Arm the Kurds, says Chairman Royce

Chairman of the US House Foreign Affairs Committee, Ed Royce, called on the Obama administration to directly arm the Kurdish forces who are battling the Islamic State (IS) group in Iraq and Syria.

ERBIL, Kurdistan Region (Kurdistan24) - Chairman of the US House Foreign Affairs Committee, Ed Royce, called on the Obama administration to directly arm the Kurdish forces who are battling the Islamic State (IS) group in Iraq and Syria.

Speaking about the US foreign policy on Friday, Royce insisted that the Kurds should get more weapons and closer air support.
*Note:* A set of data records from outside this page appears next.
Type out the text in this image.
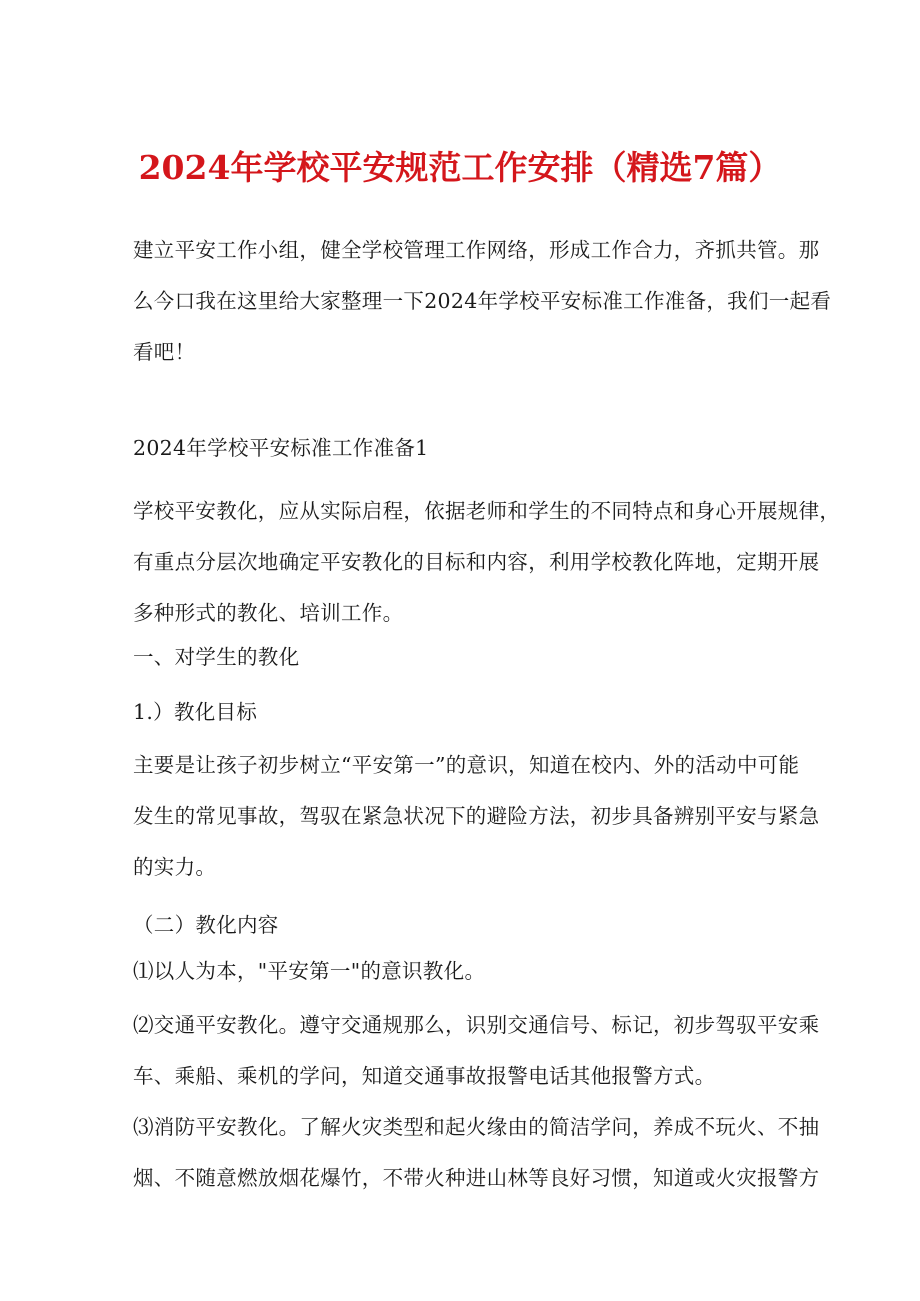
2024年学校平安规范工作安排（精选7篇）
建立平安工作小组，健全学校管理工作网络，形成工作合力，齐抓共管。那
么今口我在这里给大家整理一下2024年学校平安标准工作准备，我们一起看
看吧！
2024年学校平安标准工作准备1
学校平安教化，应从实际启程，依据老师和学生的不同特点和身心开展规律，
有重点分层次地确定平安教化的目标和内容，利用学校教化阵地，定期开展
多种形式的教化、培训工作。
一、对学生的教化
1.）教化目标
主要是让孩子初步树立“平安第一”的意识，知道在校内、外的活动中可能
发生的常见事故，驾驭在紧急状况下的避险方法，初步具备辨别平安与紧急
的实力。
（二）教化内容
⑴以人为本，"平安第一"的意识教化。
⑵交通平安教化。遵守交通规那么，识别交通信号、标记，初步驾驭平安乘
车、乘船、乘机的学问，知道交通事故报警电话其他报警方式。
⑶消防平安教化。了解火灾类型和起火缘由的简洁学问，养成不玩火、不抽
烟、不随意燃放烟花爆竹，不带火种进山林等良好习惯，知道或火灾报警方
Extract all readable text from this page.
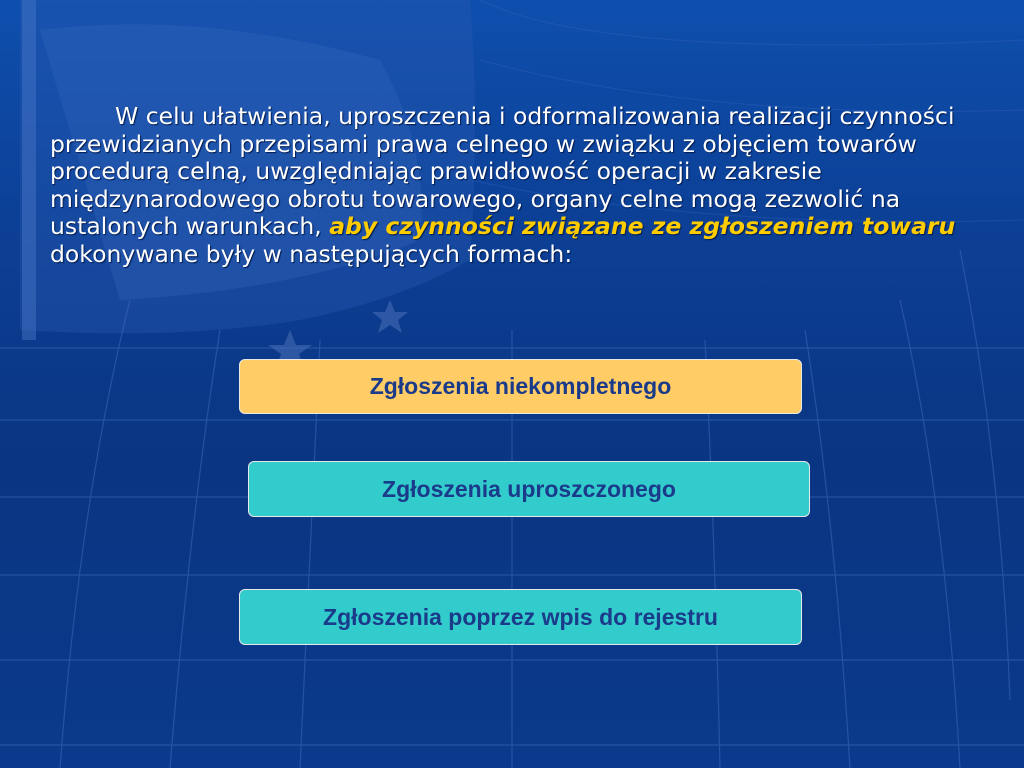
W celu ułatwienia, uproszczenia i odformalizowania realizacji czynności przewidzianych przepisami prawa celnego w związku z objęciem towarów procedurą celną, uwzględniając prawidłowość operacji w zakresie międzynarodowego obrotu towarowego, organy celne mogą zezwolić na ustalonych warunkach, aby czynności związane ze zgłoszeniem towaru dokonywane były w następujących formach:
Zgłoszenia niekompletnego
Zgłoszenia uproszczonego
Zgłoszenia poprzez wpis do rejestru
The American Enterprise Institute, a Washington D.C.-based conservative think tank had held an event, covered live by Kurdistan24 TV, where Royce spoke.

The Chairman reminded the audience that he drafted and helped pass a bipartisan legislation last month at his committee and urged the U.S. President Barack Obama to provide equipment, weapons, and military training directly to Kurdish Peshmerga forces for a period of three years, in the ongoing fight against the IS.

In June 2015, the US Congress rejected a bipartisan Senate bill that urged the US to directly arm Iraqi Kurdistan's Peshmerga forces.

Royce, a Republican representative, criticized Obama administration's insistence on giving weapons to Kurds through the Iraqi government and stated that such approach only bolsters the Iran-influenced Baghdad and sectarian Shia militias, of whom he said, "they have a problem with our [US] army and the Kurds."

Baghdad government and Iran are strongly opposed to direct shipment of American weapons to Kurdistan, saying it undermines the Iraqi sovereignty.

The Chairman recounted that a former female Yazidi captive of the IS testified before the US Congress and retold how the militants killed all the men and enslaved the women and girls in her village.

A young Yazidi Kurdish woman, unidentified for security reasons, testified in September 2015, before the Congress about the plight she and other non-Muslim women suffered at the hands of the IS militants.

Royce quoted the ex-captive asking "Why won't you arm the Yazidi men? Why won't you arm the Kurdish men and women?"

Royce went on reminding the audience that 30 percent of the Kurdish battalions [in Syria] fighting IS are female.

Stating his belief that the American administration "needed a changing calculus," the Chairman insisted that the strategy should be "not to contain but to destroy IS."

"So that young Muslim women and men hear the message that "it is not their destiny to go join IS and expand the Caliphate. That [IS] is a losing cause."

"Not morally responsible to let Kurds fight ISIS w[ith] 40-year-old equi[pment]. No doubt they'd be victorious if given adequate equipment," Royce tweeted after the event.